When asked to pinpoint the qualities he thinks helped his wife—whom he has described as “the Michael Jordan of women’s underwear”—reach the level of success she’s achieved, Itzler says, “There is an old sports saying that I love: ‘You can’t teach speed.’ Sara has all the qualities that can’t be taught in business school. She is incredibly driven, she has amazing instincts, and she has a great feel for what the consumer wants.” Curious, self-assured, brilliant and charitable are among the other adjectives he heaps upon her.

“She’s just the most amazing person, and I’m so lucky to have a front-row seat in her life,” he says.

Sara Blakely’s early influences

Blakely’s husband claims that he bounces ideas off her way more than she does off him, but she has others to call on.

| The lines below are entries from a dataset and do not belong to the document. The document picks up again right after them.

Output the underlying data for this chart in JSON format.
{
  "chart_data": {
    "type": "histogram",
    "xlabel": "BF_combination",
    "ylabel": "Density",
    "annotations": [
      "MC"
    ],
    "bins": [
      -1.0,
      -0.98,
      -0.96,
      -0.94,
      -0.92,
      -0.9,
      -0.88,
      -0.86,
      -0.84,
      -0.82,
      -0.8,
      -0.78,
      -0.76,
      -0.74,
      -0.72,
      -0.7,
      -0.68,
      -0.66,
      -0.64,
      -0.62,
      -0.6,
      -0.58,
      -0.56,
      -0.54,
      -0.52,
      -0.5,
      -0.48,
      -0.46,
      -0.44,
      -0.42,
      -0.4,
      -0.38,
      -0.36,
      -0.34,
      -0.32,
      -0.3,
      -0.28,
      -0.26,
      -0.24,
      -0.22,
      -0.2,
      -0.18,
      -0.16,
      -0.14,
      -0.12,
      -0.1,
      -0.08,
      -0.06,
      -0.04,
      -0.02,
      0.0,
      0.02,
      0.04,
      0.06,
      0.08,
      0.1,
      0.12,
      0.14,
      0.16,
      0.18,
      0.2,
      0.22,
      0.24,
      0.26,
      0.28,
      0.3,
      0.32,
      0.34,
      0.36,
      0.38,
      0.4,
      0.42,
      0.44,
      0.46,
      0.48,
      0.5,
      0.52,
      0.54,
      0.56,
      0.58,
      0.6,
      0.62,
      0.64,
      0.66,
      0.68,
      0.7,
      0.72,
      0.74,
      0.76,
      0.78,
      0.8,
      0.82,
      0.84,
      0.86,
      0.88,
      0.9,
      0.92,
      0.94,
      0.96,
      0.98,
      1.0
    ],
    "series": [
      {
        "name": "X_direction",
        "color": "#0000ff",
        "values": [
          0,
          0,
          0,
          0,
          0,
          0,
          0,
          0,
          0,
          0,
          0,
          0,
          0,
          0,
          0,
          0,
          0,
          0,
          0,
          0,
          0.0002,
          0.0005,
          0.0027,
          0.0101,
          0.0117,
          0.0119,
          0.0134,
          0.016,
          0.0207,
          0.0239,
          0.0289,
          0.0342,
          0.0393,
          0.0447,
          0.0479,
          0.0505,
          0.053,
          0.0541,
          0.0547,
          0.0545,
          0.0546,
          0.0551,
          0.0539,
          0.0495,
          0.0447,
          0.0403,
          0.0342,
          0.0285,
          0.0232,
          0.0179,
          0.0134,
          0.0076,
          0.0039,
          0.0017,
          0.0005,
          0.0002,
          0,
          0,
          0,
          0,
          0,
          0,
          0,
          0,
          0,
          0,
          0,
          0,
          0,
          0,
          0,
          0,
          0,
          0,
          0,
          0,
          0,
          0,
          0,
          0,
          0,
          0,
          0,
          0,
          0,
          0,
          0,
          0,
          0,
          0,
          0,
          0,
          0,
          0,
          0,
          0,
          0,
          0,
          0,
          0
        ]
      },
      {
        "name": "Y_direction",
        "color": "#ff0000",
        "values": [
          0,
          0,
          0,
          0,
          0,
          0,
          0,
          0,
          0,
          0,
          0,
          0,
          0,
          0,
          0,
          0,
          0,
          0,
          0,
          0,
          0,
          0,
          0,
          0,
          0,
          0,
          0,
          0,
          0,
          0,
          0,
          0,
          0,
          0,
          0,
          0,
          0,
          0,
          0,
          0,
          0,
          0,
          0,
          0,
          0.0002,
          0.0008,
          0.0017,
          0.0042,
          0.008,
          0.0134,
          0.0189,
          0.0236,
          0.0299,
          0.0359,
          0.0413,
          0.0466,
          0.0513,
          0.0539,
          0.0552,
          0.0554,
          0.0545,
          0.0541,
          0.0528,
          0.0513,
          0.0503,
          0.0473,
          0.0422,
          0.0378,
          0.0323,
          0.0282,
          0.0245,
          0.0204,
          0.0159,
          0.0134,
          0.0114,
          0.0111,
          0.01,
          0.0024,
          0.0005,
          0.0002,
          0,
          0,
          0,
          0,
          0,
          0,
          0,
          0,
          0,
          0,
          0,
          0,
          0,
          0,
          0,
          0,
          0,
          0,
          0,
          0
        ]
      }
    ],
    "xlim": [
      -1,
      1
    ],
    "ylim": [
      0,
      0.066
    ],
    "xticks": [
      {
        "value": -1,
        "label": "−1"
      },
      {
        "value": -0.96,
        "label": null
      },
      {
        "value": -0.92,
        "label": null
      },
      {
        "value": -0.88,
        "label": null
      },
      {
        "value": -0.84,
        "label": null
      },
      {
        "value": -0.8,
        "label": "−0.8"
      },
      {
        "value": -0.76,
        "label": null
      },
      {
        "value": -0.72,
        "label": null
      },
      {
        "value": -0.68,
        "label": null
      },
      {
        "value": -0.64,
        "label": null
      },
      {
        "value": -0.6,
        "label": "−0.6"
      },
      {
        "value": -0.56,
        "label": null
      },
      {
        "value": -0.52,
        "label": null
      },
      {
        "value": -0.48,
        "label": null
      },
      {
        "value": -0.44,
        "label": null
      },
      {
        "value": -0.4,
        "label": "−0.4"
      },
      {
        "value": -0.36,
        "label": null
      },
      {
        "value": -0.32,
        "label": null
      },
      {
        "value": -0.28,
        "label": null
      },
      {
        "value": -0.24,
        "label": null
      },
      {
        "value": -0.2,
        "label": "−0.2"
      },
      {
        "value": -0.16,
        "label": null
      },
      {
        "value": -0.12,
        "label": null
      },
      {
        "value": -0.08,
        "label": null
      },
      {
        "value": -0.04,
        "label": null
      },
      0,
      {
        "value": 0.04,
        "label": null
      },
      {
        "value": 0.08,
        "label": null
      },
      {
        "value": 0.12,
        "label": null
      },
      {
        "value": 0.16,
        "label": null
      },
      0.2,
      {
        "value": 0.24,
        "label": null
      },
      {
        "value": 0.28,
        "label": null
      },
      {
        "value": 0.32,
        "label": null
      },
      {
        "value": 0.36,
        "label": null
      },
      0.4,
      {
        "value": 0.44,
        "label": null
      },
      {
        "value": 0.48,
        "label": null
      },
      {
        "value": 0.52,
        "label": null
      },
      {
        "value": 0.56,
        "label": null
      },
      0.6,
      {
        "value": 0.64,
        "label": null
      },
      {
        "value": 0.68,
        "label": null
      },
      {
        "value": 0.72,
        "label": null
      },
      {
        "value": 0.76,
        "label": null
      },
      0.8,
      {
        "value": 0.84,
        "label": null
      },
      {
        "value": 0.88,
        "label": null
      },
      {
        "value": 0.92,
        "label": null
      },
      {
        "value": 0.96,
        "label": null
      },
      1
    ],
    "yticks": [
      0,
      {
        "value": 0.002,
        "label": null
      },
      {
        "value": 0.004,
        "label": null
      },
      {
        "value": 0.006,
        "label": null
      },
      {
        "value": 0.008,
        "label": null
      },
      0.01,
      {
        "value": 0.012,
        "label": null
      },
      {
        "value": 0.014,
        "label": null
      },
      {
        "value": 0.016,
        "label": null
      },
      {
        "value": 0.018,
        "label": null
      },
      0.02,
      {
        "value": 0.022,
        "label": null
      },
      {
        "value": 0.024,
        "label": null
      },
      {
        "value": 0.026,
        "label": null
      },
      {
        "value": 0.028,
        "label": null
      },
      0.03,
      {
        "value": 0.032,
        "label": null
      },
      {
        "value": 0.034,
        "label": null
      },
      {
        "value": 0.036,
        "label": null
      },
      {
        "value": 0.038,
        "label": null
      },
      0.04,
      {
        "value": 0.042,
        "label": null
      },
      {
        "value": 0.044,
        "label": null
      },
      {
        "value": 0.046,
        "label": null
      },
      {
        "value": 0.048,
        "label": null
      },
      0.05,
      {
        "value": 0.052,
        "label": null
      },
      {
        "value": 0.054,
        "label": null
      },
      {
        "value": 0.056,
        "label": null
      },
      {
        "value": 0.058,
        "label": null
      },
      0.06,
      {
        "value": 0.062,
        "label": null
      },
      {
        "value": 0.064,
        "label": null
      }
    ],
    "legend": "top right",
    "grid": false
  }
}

The late Wayne Dyer is another person Blakely credits for helping shape her character. The self-help guru and motivational speaker came into her life at 16, when she had recently seen a close friend run down by a car and her parents had separated. At that point Blakely’s dad gave her the cassette series of Dyer’s How to Be a No-Limit Person. “Dad told me, ‘I wish I had listened to this when I was your age instead of being 40 when I discovered it.’ I started listening to it, and it was the right set of circumstances in my life that I was open to really wanting to listen to it,” she says.

What she learned most from Dyer, Blakely says, was how to think productively and process life in a way that allowed her to stay focused on becoming her best self. “His messaging was simple, but it hadn’t really ever been told to me that way. I mean, we go to school and everyone teaches us what to think, but nobody teaches us how to think,” she says.

When she was in high school, Blakely played Dyer’s cassettes on repeat in her car. “It became a running joke among my friends that nobody wanted to end up in my car because they would have to listen to the motivational tapes.

“Fast-forward all these years later, and I get on the cover of Forbes. My friends from high school texted me and all they wrote was, ‘I should have listened to those tapes,’” she says.